Еремиасу через час сообщили, что его премия за услуги составила семь марок девять пенни. Размер премии предсказал будущее во много раз точнее любого пророка.

Этот день был полон неразрешимых столкновений. Импи-Лена, прежде чем приняться за стирку, долго сидела на скамейке в прачечной и думала о крахе всех своих любовных надежд. Она была абсолютно убеждена, что между Амандой и Еремиасом существуют любовные отношения. Аманда Мяхкие, как ей представлялось, была в весьма опасном возрасте. Вдове легко завладеть вдовцом, поскольку ее собственный муж никогда не расскажет о ней всей правды.

А обольщать Аманда умеет: сначала утешит, а потом позволит овладеть ею.

- Нахалка!

Импи-Лена смачно плюнула, выразив этим свое отвращение. Однако это нисколько не повлияло на настроение Аманды, которая сидела на кухне, держа на руках Хатикакиса и изливая свою нежность на общем любимце Гармоники. Прикончив бутылку, она пошла в комнату, предназначенную для стирки, забрать чистое белье. Для Еремиаса она припасла приятный сюрприз: образец труда и умения, свидетельствующий о стремлении женщины к чистоте. Она стащила из груды белья, приготовленного Импи-Леной к стирке, кальсоны и три нижних рубашки Еремиаса и выстирала их рано утром.

Импи-Лена как раз начала замачивать белье, когда в дверях появилась слоновья фигура хозяйки.

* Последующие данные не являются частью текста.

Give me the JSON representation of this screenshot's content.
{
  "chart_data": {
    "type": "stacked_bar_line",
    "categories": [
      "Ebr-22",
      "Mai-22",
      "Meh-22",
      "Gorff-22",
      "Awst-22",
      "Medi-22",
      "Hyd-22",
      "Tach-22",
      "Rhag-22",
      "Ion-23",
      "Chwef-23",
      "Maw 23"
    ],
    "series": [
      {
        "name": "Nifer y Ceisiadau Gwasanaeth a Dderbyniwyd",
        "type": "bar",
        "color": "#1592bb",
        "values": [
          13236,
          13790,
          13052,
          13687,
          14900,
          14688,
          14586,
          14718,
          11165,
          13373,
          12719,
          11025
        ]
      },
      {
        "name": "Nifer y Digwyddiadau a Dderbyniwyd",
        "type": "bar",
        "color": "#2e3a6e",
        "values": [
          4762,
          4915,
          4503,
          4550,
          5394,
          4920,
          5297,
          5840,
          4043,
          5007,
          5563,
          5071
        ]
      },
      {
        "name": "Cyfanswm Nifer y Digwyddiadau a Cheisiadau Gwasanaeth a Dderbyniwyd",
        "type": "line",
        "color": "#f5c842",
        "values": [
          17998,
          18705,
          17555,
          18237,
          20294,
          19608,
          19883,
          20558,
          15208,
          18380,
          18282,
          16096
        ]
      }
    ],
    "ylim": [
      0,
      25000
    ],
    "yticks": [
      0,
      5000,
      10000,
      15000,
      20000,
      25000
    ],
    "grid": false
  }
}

Аманда схватила массивными руками таз и сказала:

- Я еще утром побывала здесь и выстирала свое белье и кое-какое чужое.

- У меня украли белье, - отозвалась Импи-Лена.

- Не задирайся! Оно у меня в тазу.

- Кальсоны моего хозяина?

- И три рубашки. Я же сказала, что утром стирала и чужое белье, а сейчас пойду и повешу его сушить.

Мгновение стояла тишина. Зрачки глаз Импи-Лены расширились, а жилистые руки сжались в кулаки. Она ухватилась за таз, который держала Аманда, и крикнула:

- Отдай кальсоны! Ты его все равно не получишь!

- Убери руки! - закричала хозяйка Гармоники. - Не притрагивайся к штанам господина!

- Ты бы сначала свои выстирала!

Аманда поставила таз на пол и приготовилась к схватке не на жизнь, а на смерть.

- Что ты сказала, старая кляча?

И вцепилась в волосы Импи-Лены. Началось яростное сражение.

Аманда свалилась животом на пол и лбом ударилась о край лохани. По щеке полилась красная струйка крови, разделившая лицо на две половины. Она прижала руки к выемке, где сходились холмы ее грудей, и заявила, что умирает. Импи-Лена перепугалась и начала безудержно плакать. Ясно дело, ее теперь обвинят в убийстве.

- Ой, дорогая хозяйка! Я нечаянно! Я и не помышляла ни о чем таком. Конечно, вы вправе выстирать за меня даже всю эту кучу.

Аманда вытерла лицо фартуком, отрыгнула и пробормотала в ответ:

- Нет, это была не случайность… и не вино тому причина. Посмотрим, кто теперь стирать будет здесь. В Хяеенлинна, кстати, есть женская тюрьма.

- Простите, простите! - простонала Импи-Лена. Аманда, пытаясь перебороть икоту, продолжала:

- Там стирают совсем иное белье: грубое и в полоску. Аманда с трудом поднялась на ноги и шатаясь ушла в свои апартаменты. Там то ли для разнообразия, то ли по ошибке она хватила камфорного спирта.